Les directives préalables servent à formuler les souhaits d’une personne en matière de traitements médicaux dans l’éventualité où elle deviendrait invalide. À son assemblée annuelle de l’an dernier, le Conseil général a adopté trois résolutions, l’une concernant les patients et deux portant sur les médecins eux-mêmes :

  • l’AMC favorise les efforts visant à appuyer les médecins qui aident les patients et les familles à comprendre et à entreprendre la planification préalable des soins de fin de vie
  • l’AMC appuie la création d’une formation en planification préalable des soins de fin de vie, accessible à tous les médecins
  • l’AMC encourage ses membres à formuler leurs propres mesures de planification préalable des soins de fin de vie

Ces recommandations ont progressé sur plusieurs fronts depuis 2013.

En février, le Conseil d’administration a recommandé que l’AMC favoriser l’utilisation d’un site web national offrant des outils de planification préalable des soins et des liens vers les ressources provinciales et territoriales, afin d’aider les médecins à discuter avec leurs patients de la planification préalable des soins.

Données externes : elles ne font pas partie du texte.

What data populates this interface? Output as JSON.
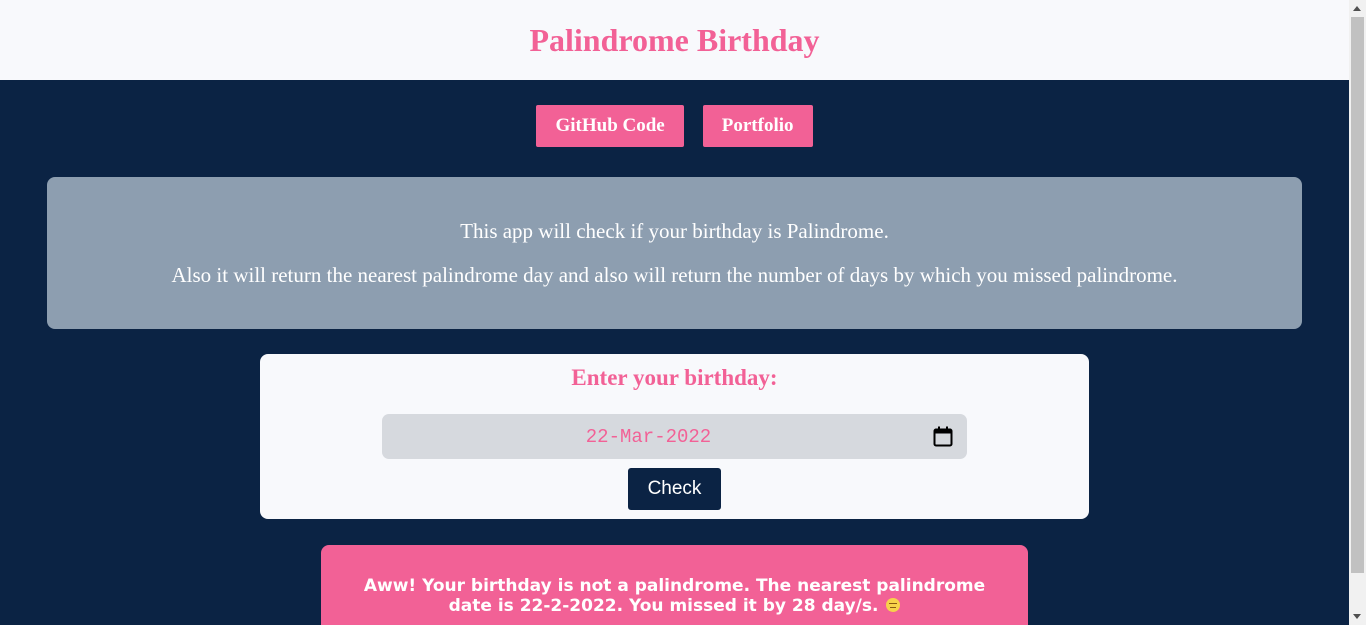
{
  "header": {
    "title": "Palindrome Birthday"
  },
  "nav": {
    "github_label": "GitHub Code",
    "portfolio_label": "Portfolio"
  },
  "info": {
    "line1": "This app will check if your birthday is Palindrome.",
    "line2": "Also it will return the nearest palindrome day and also will return the number of days by which you missed palindrome."
  },
  "form": {
    "label": "Enter your birthday:",
    "date_value": "22-Mar-2022",
    "calendar_icon": "calendar-icon",
    "check_label": "Check"
  },
  "result": {
    "message": "Aww! Your birthday is not a palindrome. The nearest palindrome date is 22-2-2022. You missed it by 28 day/s.",
    "emoji_icon": "unamused-face-emoji"
  },
  "colors": {
    "accent": "#f26196",
    "navy": "#0b2344",
    "info_bg": "#8d9eb0",
    "card_bg": "#f8f9fc"
  }
}
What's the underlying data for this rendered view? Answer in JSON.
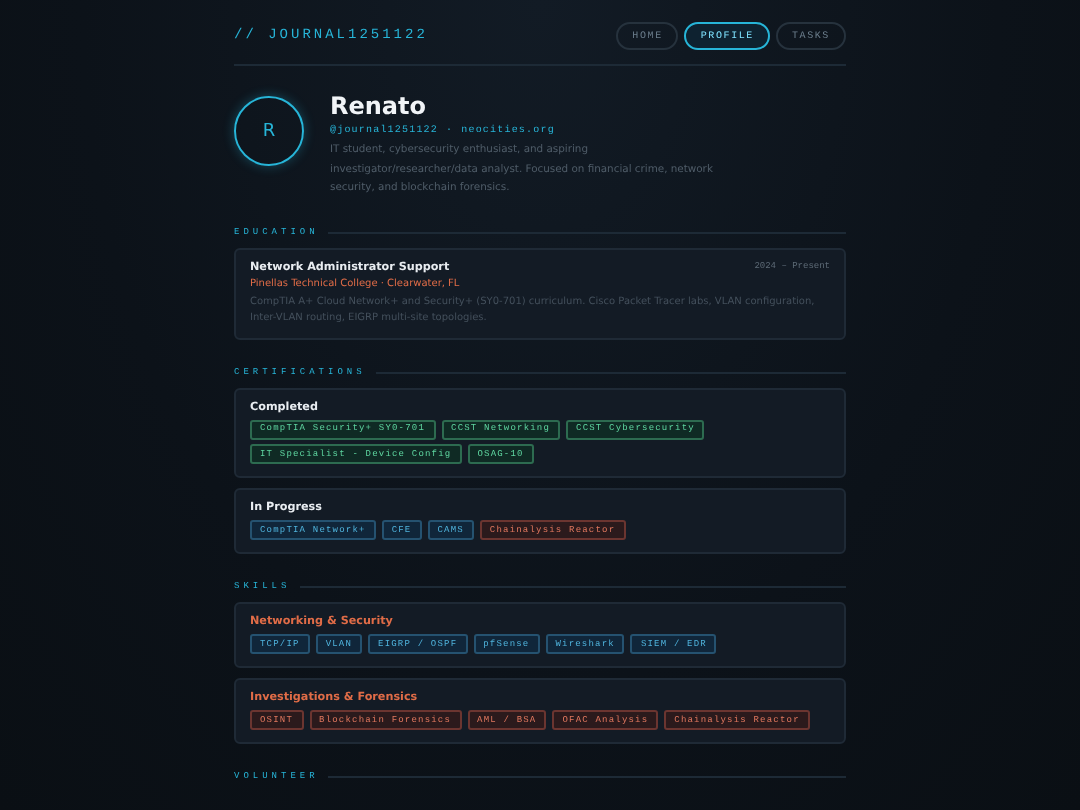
{
  "header": {
    "logo": "// JOURNAL1251122",
    "nav": [
      {
        "label": "HOME",
        "selected": false
      },
      {
        "label": "PROFILE",
        "selected": true
      },
      {
        "label": "TASKS",
        "selected": false
      }
    ]
  },
  "profile": {
    "initial": "R",
    "name": "Renato",
    "handle": "@journal1251122",
    "separator": "·",
    "site": "neocities.org",
    "bio": "IT student, cybersecurity enthusiast, and aspiring investigator/researcher/data analyst. Focused on financial crime, network security, and blockchain forensics."
  },
  "sections": [
    {
      "title": "EDUCATION",
      "cards": [
        {
          "kind": "entry",
          "title": "Network Administrator Support",
          "date": "2024 – Present",
          "subtitle": "Pinellas Technical College · Clearwater, FL",
          "text": "CompTIA A+ Cloud Network+ and Security+ (SY0-701) curriculum. Cisco Packet Tracer labs, VLAN configuration, Inter-VLAN routing, EIGRP multi-site topologies."
        }
      ]
    },
    {
      "title": "CERTIFICATIONS",
      "cards": [
        {
          "kind": "tags",
          "title": "Completed",
          "accent": false,
          "tags": [
            {
              "label": "CompTIA Security+ SY0-701",
              "kind": "done"
            },
            {
              "label": "CCST Networking",
              "kind": "done"
            },
            {
              "label": "CCST Cybersecurity",
              "kind": "done"
            },
            {
              "label": "IT Specialist - Device Config",
              "kind": "done"
            },
            {
              "label": "OSAG-10",
              "kind": "done"
            }
          ]
        },
        {
          "kind": "tags",
          "title": "In Progress",
          "accent": false,
          "tags": [
            {
              "label": "CompTIA Network+",
              "kind": "active"
            },
            {
              "label": "CFE",
              "kind": "active"
            },
            {
              "label": "CAMS",
              "kind": "active"
            },
            {
              "label": "Chainalysis Reactor",
              "kind": "alert"
            }
          ]
        }
      ]
    },
    {
      "title": "SKILLS",
      "cards": [
        {
          "kind": "tags",
          "title": "Networking & Security",
          "accent": true,
          "tags": [
            {
              "label": "TCP/IP",
              "kind": "active"
            },
            {
              "label": "VLAN",
              "kind": "active"
            },
            {
              "label": "EIGRP / OSPF",
              "kind": "active"
            },
            {
              "label": "pfSense",
              "kind": "active"
            },
            {
              "label": "Wireshark",
              "kind": "active"
            },
            {
              "label": "SIEM / EDR",
              "kind": "active"
            }
          ]
        },
        {
          "kind": "tags",
          "title": "Investigations & Forensics",
          "accent": true,
          "tags": [
            {
              "label": "OSINT",
              "kind": "alert"
            },
            {
              "label": "Blockchain Forensics",
              "kind": "alert"
            },
            {
              "label": "AML / BSA",
              "kind": "alert"
            },
            {
              "label": "OFAC Analysis",
              "kind": "alert"
            },
            {
              "label": "Chainalysis Reactor",
              "kind": "alert"
            }
          ]
        }
      ]
    },
    {
      "title": "VOLUNTEER"
    }
  ]
}
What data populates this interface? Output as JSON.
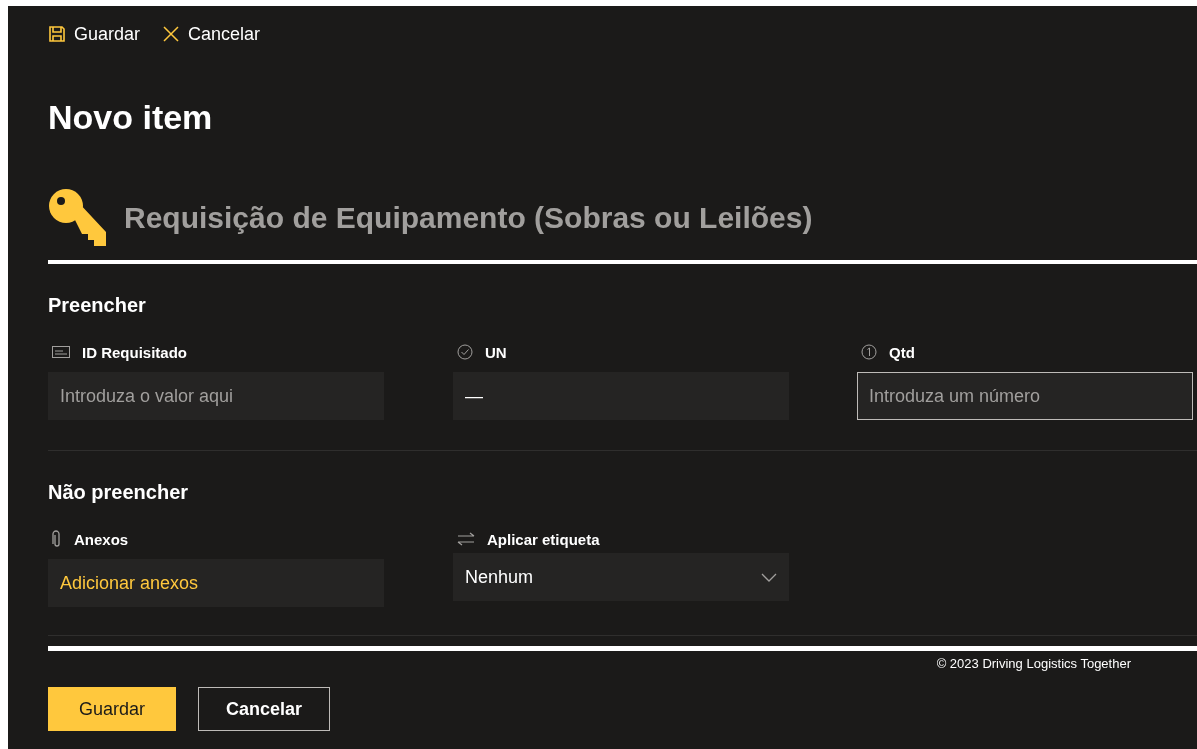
{
  "toolbar": [
    {
      "kind": "save",
      "label": "Guardar"
    },
    {
      "kind": "cancel",
      "label": "Cancelar"
    }
  ],
  "title": "Novo item",
  "form_header": "Requisição de Equipamento (Sobras ou Leilões)",
  "sections": [
    {
      "title": "Preencher",
      "fields": [
        {
          "kind": "text",
          "label": "ID Requisitado",
          "placeholder": "Introduza o valor aqui",
          "focused": false
        },
        {
          "kind": "choice",
          "label": "UN",
          "value": "—",
          "focused": false
        },
        {
          "kind": "number",
          "label": "Qtd",
          "placeholder": "Introduza um número",
          "focused": true
        }
      ]
    },
    {
      "title": "Não preencher",
      "fields": [
        {
          "kind": "attachments",
          "label": "Anexos",
          "value": "Adicionar anexos",
          "focused": false
        },
        {
          "kind": "tag",
          "label": "Aplicar etiqueta",
          "value": "Nenhum",
          "focused": false
        }
      ]
    }
  ],
  "footer": "© 2023 Driving Logistics Together",
  "buttons": [
    {
      "label": "Guardar",
      "primary": true
    },
    {
      "label": "Cancelar",
      "primary": false
    }
  ]
}
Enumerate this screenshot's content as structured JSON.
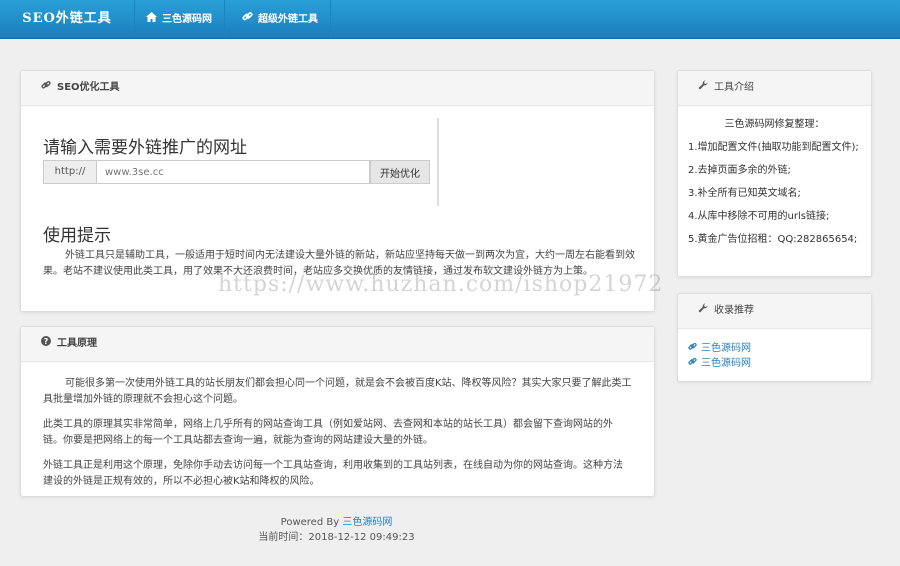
{
  "navbar": {
    "brand": "SEO外链工具",
    "links": [
      {
        "label": "三色源码网",
        "icon": "home-icon"
      },
      {
        "label": "超级外链工具",
        "icon": "link-icon"
      }
    ]
  },
  "seo_panel": {
    "heading": "SEO优化工具",
    "url_title": "请输入需要外链推广的网址",
    "addon": "http://",
    "placeholder": "www.3se.cc",
    "button": "开始优化",
    "tip_title": "使用提示",
    "tip_text": "外链工具只是辅助工具，一般适用于短时间内无法建设大量外链的新站，新站应坚持每天做一到两次为宜，大约一周左右能看到效果。老站不建议使用此类工具，用了效果不大还浪费时间，老站应多交换优质的友情链接，通过发布软文建设外链方为上策。"
  },
  "principle_panel": {
    "heading": "工具原理",
    "paragraphs": [
      "可能很多第一次使用外链工具的站长朋友们都会担心同一个问题，就是会不会被百度K站、降权等风险？其实大家只要了解此类工具批量增加外链的原理就不会担心这个问题。",
      "此类工具的原理其实非常简单，网络上几乎所有的网站查询工具（例如爱站网、去查网和本站的站长工具）都会留下查询网站的外链。你要是把网络上的每一个工具站都去查询一遍，就能为查询的网站建设大量的外链。",
      "外链工具正是利用这个原理，免除你手动去访问每一个工具站查询，利用收集到的工具站列表，在线自动为你的网站查询。这种方法建设的外链是正规有效的，所以不必担心被K站和降权的风险。"
    ]
  },
  "intro_panel": {
    "heading": "工具介绍",
    "lines": [
      "三色源码网修复整理：",
      "1.增加配置文件(抽取功能到配置文件);",
      "2.去掉页面多余的外链;",
      "3.补全所有已知英文域名;",
      "4.从库中移除不可用的urls链接;",
      "5.黄金广告位招租：QQ:282865654;"
    ]
  },
  "recommend_panel": {
    "heading": "收录推荐",
    "links": [
      "三色源码网",
      "三色源码网"
    ]
  },
  "footer": {
    "powered_prefix": "Powered By",
    "powered_link": "三色源码网",
    "time_label": "当前时间：",
    "time_value": "2018-12-12 09:49:23"
  },
  "watermark": "https://www.huzhan.com/ishop21972",
  "colors": {
    "navbar": "#2a9fd6",
    "link": "#2a7fbf",
    "background": "#efefef"
  }
}
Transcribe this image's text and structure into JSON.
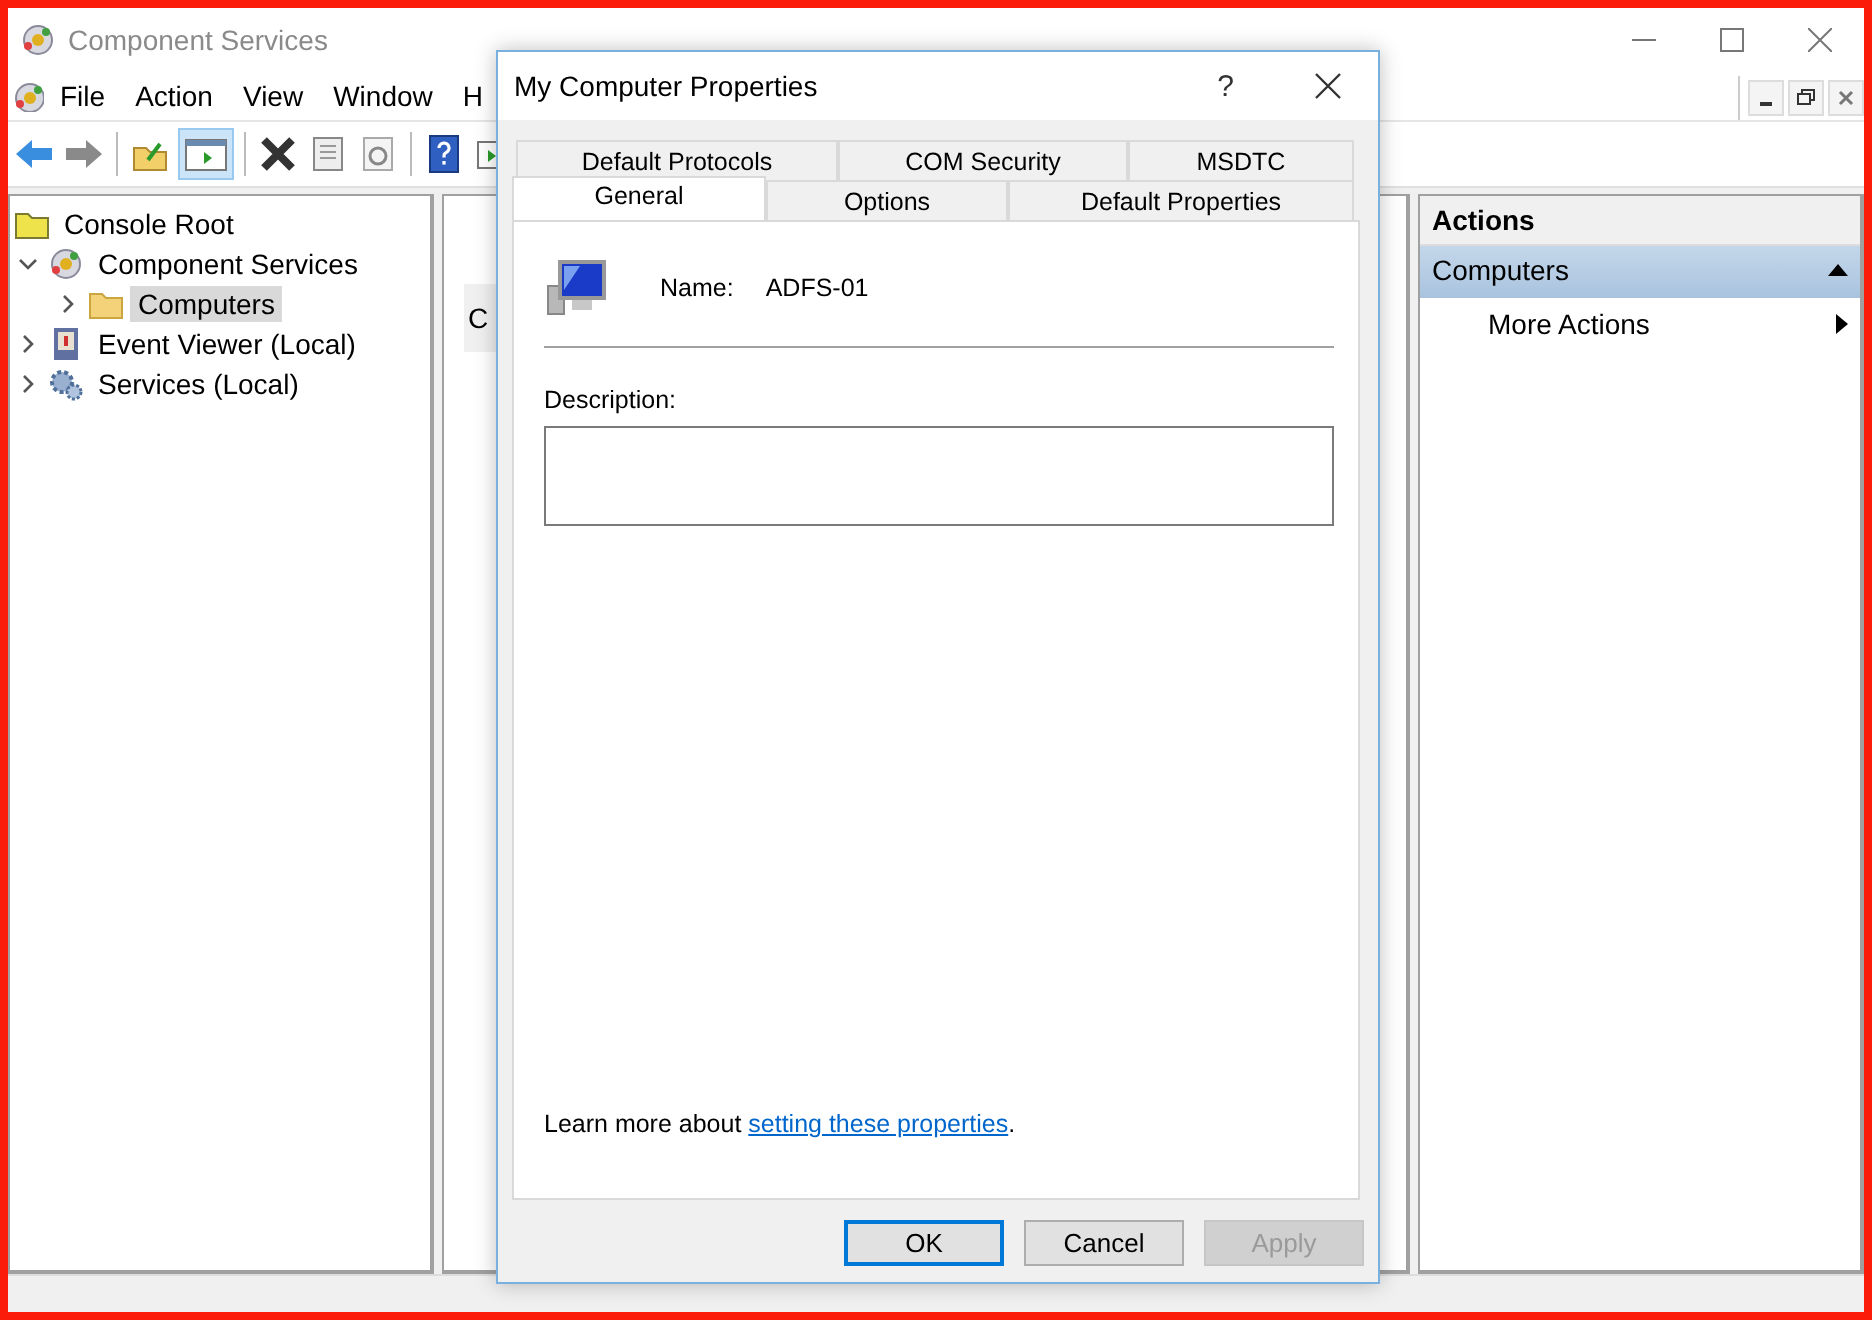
{
  "window": {
    "title": "Component Services"
  },
  "menu": [
    "File",
    "Action",
    "View",
    "Window",
    "H"
  ],
  "tree": {
    "root": "Console Root",
    "items": [
      {
        "label": "Component Services",
        "kind": "component",
        "expanded": true,
        "selected": false,
        "children": [
          {
            "label": "Computers",
            "kind": "folder",
            "expanded": false,
            "selected": true
          }
        ]
      },
      {
        "label": "Event Viewer (Local)",
        "kind": "event-viewer",
        "expanded": false,
        "selected": false
      },
      {
        "label": "Services (Local)",
        "kind": "services",
        "expanded": false,
        "selected": false
      }
    ]
  },
  "middle_pane": {
    "text": "C"
  },
  "actions": {
    "title": "Actions",
    "section": {
      "label": "Computers",
      "expanded": true
    },
    "items": [
      "More Actions"
    ]
  },
  "dialog": {
    "title": "My Computer Properties",
    "help": "?",
    "tab_rows": [
      [
        {
          "label": "Default Protocols",
          "selected": false
        },
        {
          "label": "COM Security",
          "selected": false
        },
        {
          "label": "MSDTC",
          "selected": false
        }
      ],
      [
        {
          "label": "General",
          "selected": true
        },
        {
          "label": "Options",
          "selected": false
        },
        {
          "label": "Default Properties",
          "selected": false
        }
      ]
    ],
    "name_label": "Name:",
    "name_value": "ADFS-01",
    "description_label": "Description:",
    "learn_more": {
      "text": "Learn more about ",
      "link": "setting these properties",
      "end": "."
    },
    "buttons": [
      {
        "label": "OK",
        "default": true,
        "disabled": false
      },
      {
        "label": "Cancel",
        "default": false,
        "disabled": false
      },
      {
        "label": "Apply",
        "default": false,
        "disabled": true
      }
    ]
  }
}
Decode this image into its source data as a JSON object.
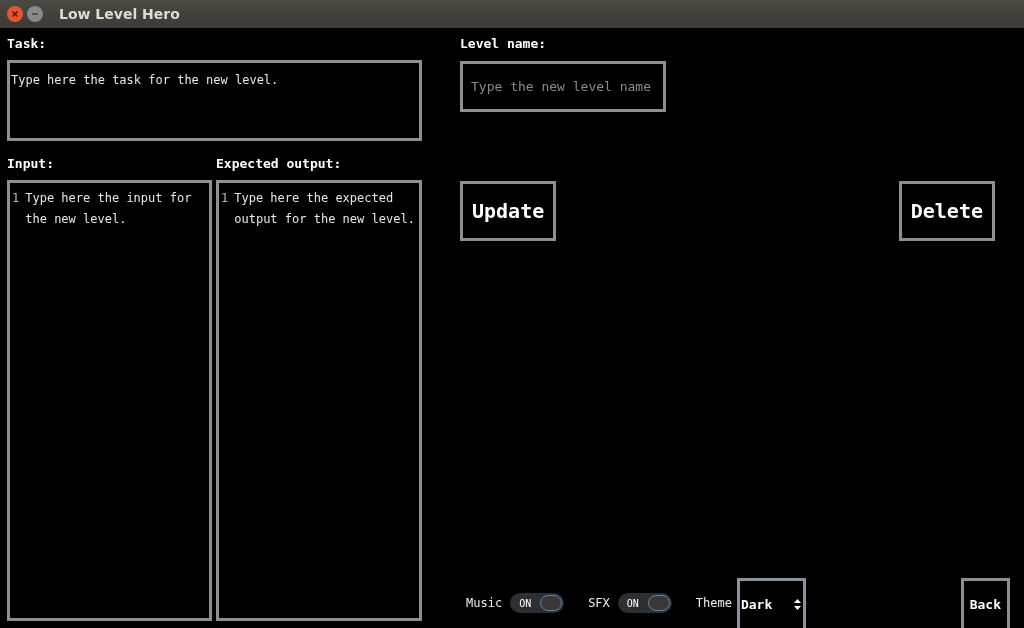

Au cours du même mois, les premières assemblées publiques de l’AMC sur les soins de fin de vie, à St. John’s, ont surtout porté sur la nécessité pour les patients de formuler leurs volontés pour les soins de fin de vie de façon à ce qu’elles soient connues advenant leur incapacité.

Un mois plus tard, l’AMC a lancé une discussion sur la planification préalable des soins, réservée à ses membres, sur le site web, afin de répondre à cette question : « L’utilisation plus généralisée de la planification préalable des soins réglerait-elle les difficultés qui peuvent survenir entre les médecins et les familles pendant les derniers jours d’un patient ? Si oui, pourquoi ? »

Le président de l’AMC, Louis Hugo Francescutti, affirme que la discussion ne fait que commencer. « Les questions de fin de vie semblent être présentes partout, des assemblées législatives aux tribunaux, et les directives préalables en matière de soins constituent un élément essentiel de cette discussion », a-t-il dit. « Notre objectif ici est de garder nos membres informés des enjeux au fur et à mesure qu’ils surviennent et d’encourager les médecins à en discuter lorsque les patients leur posent des questions. »

Il a ajouté que l’AMC a entrepris la révision de la politique sur la planification préalable des soins.